The rocket competition did not go exactly as planned last year. We weren't comfortable with exposing our rocket to supersonic speeds due to a slight bend in the dart section, so we spent most of the spring semester rebuilding and modifying it. The UMR team's rocket was finished on our planned launch date, so they launched back in October. The flight was mostly successful, but they lost a part of their dart section when the shock cord snapped. Luckily, they found the part with the electronics and the entire booster, so not too much was lost. We haven't launched our rocket yet, but it is now finished and ready. Here are the new specs:

The shiny, cardinal and gold rocket stands more than 10 feet tall when it's fully constructed. The nose cone is solid aluminum and the tubes for the 38 mm dart were made from constant-wrap pre-preg fiberglass. The 4.5" booster section was also made from fiberglass. The fins for our dart are the same as in our origional design (they follow the tail cone down and are always the same diameter as the dart itsef) to make it possible to put the entire bottom of the dart into the transition section.
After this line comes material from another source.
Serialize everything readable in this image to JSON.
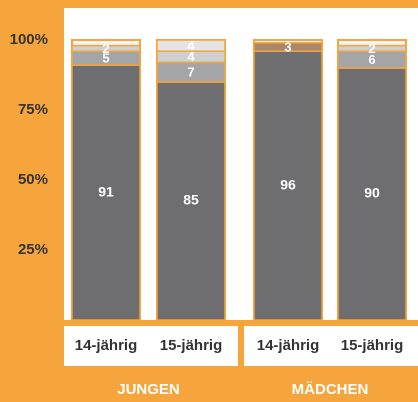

We re-inforced the fins on the booster section (the only section we re-used from the first try), and did a lot more sanding and applied copious amounts of bondo to get it to a smooth finish.

We also decided to change the motor. Origionally, the agreement was to use and Aerotech M-1939, but since the clubs were not launching at the same time, ISSS decided to go with the more powerful AMW N-2020. In the proper configuration, this rocket will go to over 32,000 feet and reach speeds greater than mach 1.5.

We've done a lot of testing on the new rocket, and we've even taken it out to Colorado to compete in AIAA's region V conference.

We plan to launch it at Midwest Power in October in Peoria, IL (if we can get a high enough waiver!!)